In 2002, she was a Scientist-in-Residence at Lehman College, and an adjunct professor at Lehman and Hunter College, City University of New York.
Her professional endeavors and a number of her papers and testimony are available through her website: www.maggieclarkeenvironmental.com. Her photography website is: www.maggieclarke.com.
Notable contributions
Dr. Clarke has been an effective documenter and articulator of technical issues relating to environmental toxicity and waste management and prevention ([1]).
Best known as a persistent questioner of Environment Protection Agency's claims about the safety of the World Trade Center site, Dr. Clarke has collected much data on toxicity and testified before dozens of committees and panels, from the U.S. Senate down to local eldercare centers. Dr. Clarke laid the groundwork for the later work of such area politicians as Congressman Jerrold Nadler and Senator Hillary Clinton.
She also conceived and garnered support for a New York City local law to eliminate 2200 apartment building incinerators in 1989.

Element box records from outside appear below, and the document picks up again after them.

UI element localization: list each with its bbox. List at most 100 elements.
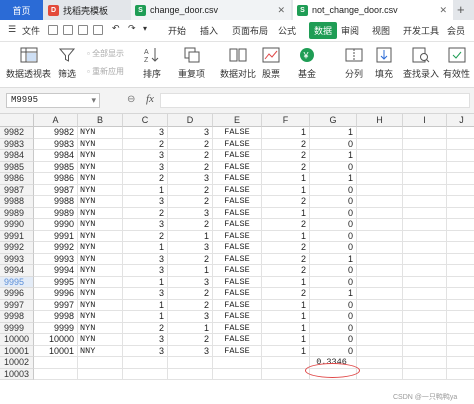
table-cell[interactable]: 1 [262, 184, 310, 196]
row-header[interactable]: 9995 [0, 276, 34, 288]
table-cell[interactable] [357, 368, 403, 380]
chevron-down-icon[interactable]: ▾ [143, 24, 147, 33]
table-cell[interactable]: 1 [310, 173, 357, 185]
stocks-button[interactable]: 股票 [262, 46, 280, 80]
table-cell[interactable] [447, 265, 474, 277]
table-cell[interactable]: 3 [168, 311, 213, 323]
table-cell[interactable]: 2 [123, 138, 168, 150]
table-cell[interactable]: 2 [262, 242, 310, 254]
table-cell[interactable]: 1 [262, 173, 310, 185]
table-cell[interactable] [357, 138, 403, 150]
table-cell[interactable]: 0 [310, 322, 357, 334]
sort-button[interactable]: AZ 排序 [143, 46, 161, 80]
split-column-button[interactable]: 分列 [345, 46, 363, 80]
table-cell[interactable] [357, 322, 403, 334]
table-cell[interactable] [357, 161, 403, 173]
table-cell[interactable]: NYN [78, 299, 123, 311]
table-cell[interactable] [447, 357, 474, 369]
table-cell[interactable]: 9996 [34, 288, 78, 300]
table-cell[interactable] [403, 265, 447, 277]
table-cell[interactable] [357, 230, 403, 242]
table-cell[interactable]: 3 [168, 173, 213, 185]
table-cell[interactable] [447, 311, 474, 323]
table-cell[interactable]: NYN [78, 322, 123, 334]
table-cell[interactable]: 2 [262, 161, 310, 173]
show-all-button[interactable]: ▫ 全部显示 [87, 48, 124, 59]
table-cell[interactable]: FALSE [213, 299, 262, 311]
row-header[interactable]: 9992 [0, 242, 34, 254]
table-cell[interactable]: 1 [310, 288, 357, 300]
table-cell[interactable]: 0 [310, 334, 357, 346]
table-cell[interactable]: 3 [168, 207, 213, 219]
table-cell[interactable]: 0 [310, 219, 357, 231]
table-cell[interactable] [447, 369, 474, 380]
table-cell[interactable] [168, 368, 213, 380]
table-cell[interactable] [357, 173, 403, 185]
table-cell[interactable]: 0 [310, 311, 357, 323]
table-cell[interactable] [403, 299, 447, 311]
table-cell[interactable]: 1 [123, 184, 168, 196]
table-cell[interactable]: FALSE [213, 311, 262, 323]
table-cell[interactable]: 9989 [34, 207, 78, 219]
table-cell[interactable]: 1 [168, 265, 213, 277]
table-cell[interactable] [403, 219, 447, 231]
table-cell[interactable]: NYN [78, 207, 123, 219]
row-header[interactable]: 9988 [0, 196, 34, 208]
row-header[interactable]: 9991 [0, 230, 34, 242]
table-cell[interactable]: NYN [78, 138, 123, 150]
table-cell[interactable]: 9995 [34, 276, 78, 288]
validity-button[interactable]: 有效性 [443, 46, 470, 80]
column-header[interactable]: C [123, 114, 168, 127]
table-cell[interactable] [357, 242, 403, 254]
table-cell[interactable]: 2 [168, 150, 213, 162]
table-cell[interactable] [357, 334, 403, 346]
table-cell[interactable] [403, 288, 447, 300]
table-cell[interactable] [403, 322, 447, 334]
row-header[interactable]: 9987 [0, 184, 34, 196]
table-cell[interactable]: 1 [310, 150, 357, 162]
table-cell[interactable]: 1 [123, 276, 168, 288]
chevron-down-icon[interactable]: ▾ [91, 95, 96, 106]
table-cell[interactable]: 3 [168, 127, 213, 139]
row-header[interactable]: 9982 [0, 127, 34, 139]
close-icon[interactable]: ✕ [439, 5, 447, 16]
table-cell[interactable] [447, 162, 474, 173]
row-header[interactable]: 10001 [0, 345, 34, 357]
table-cell[interactable]: 2 [123, 173, 168, 185]
print-icon[interactable] [78, 25, 88, 35]
row-header[interactable]: 9993 [0, 253, 34, 265]
row-header[interactable]: 9984 [0, 150, 34, 162]
table-cell[interactable]: 1 [262, 345, 310, 357]
table-cell[interactable] [357, 299, 403, 311]
table-cell[interactable]: 1 [262, 207, 310, 219]
table-cell[interactable]: 2 [168, 138, 213, 150]
redo-icon[interactable]: ↷ [128, 23, 136, 34]
table-cell[interactable]: FALSE [213, 207, 262, 219]
tab-not-change-door[interactable]: S not_change_door.csv ✕ [293, 0, 453, 20]
table-cell[interactable]: 1 [168, 230, 213, 242]
table-cell[interactable]: 0 [310, 345, 357, 357]
table-cell[interactable] [34, 368, 78, 380]
funds-button[interactable]: ¥ 基金 [298, 46, 316, 80]
table-cell[interactable]: NYN [78, 253, 123, 265]
table-cell[interactable]: 3 [123, 196, 168, 208]
table-cell[interactable]: 1 [168, 322, 213, 334]
table-cell[interactable]: 9991 [34, 230, 78, 242]
table-cell[interactable] [168, 357, 213, 369]
table-cell[interactable]: 3 [168, 242, 213, 254]
table-cell[interactable]: 1 [310, 127, 357, 139]
table-cell[interactable]: NYN [78, 150, 123, 162]
table-cell[interactable] [403, 230, 447, 242]
table-cell[interactable]: 1 [262, 322, 310, 334]
table-cell[interactable]: 1 [262, 276, 310, 288]
new-tab-button[interactable]: + [457, 2, 465, 17]
column-header[interactable]: B [78, 114, 123, 127]
table-cell[interactable] [403, 161, 447, 173]
table-cell[interactable] [213, 357, 262, 369]
table-cell[interactable]: 2 [168, 196, 213, 208]
table-cell[interactable] [447, 334, 474, 346]
table-cell[interactable]: 9993 [34, 253, 78, 265]
table-cell[interactable]: 2 [262, 150, 310, 162]
table-cell[interactable]: 9985 [34, 161, 78, 173]
table-cell[interactable]: NYN [78, 184, 123, 196]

Committee memberships (public bodies)
A longtime leader of both Manhattan's Citizens' Solid Waste Advisory Board and New York's City Recycling Advisory Board, Dr. Clarke serves on a large number of panels and committees, some connected to efforts to clean up lower Manhattan from the effects of 9/11 and others to solid waste prevention and recycling. These are listed on her full c.v. at www.maggieclarkeenvironmental.com.
NGO participation
Clarke has been chair or vice chair of the Manhattan Citizens' Solid Waste Advisory Board for 8 of the years since its inception in 1990, a steering committee member of the New York City Recycling Advisory Board since its inception in 1990, and was a founding member of the NYC Waste Prevention Coalition. Information on these, some of her testimony and writings can be found at her advisory boards website [[2]]. She has chaired and currently vice chairs the Municipal and Medical Waste Division of the Air & Waste Management Association [[3]] and is vice chair of the Manhattan Citizens' Solid Waste Advisory Board. She co-founded and has been president of the Riverside-Inwood Neighborhood Garden (RING) [[4]], a volunteer botanical garden in Upper Manhattan, since 1984.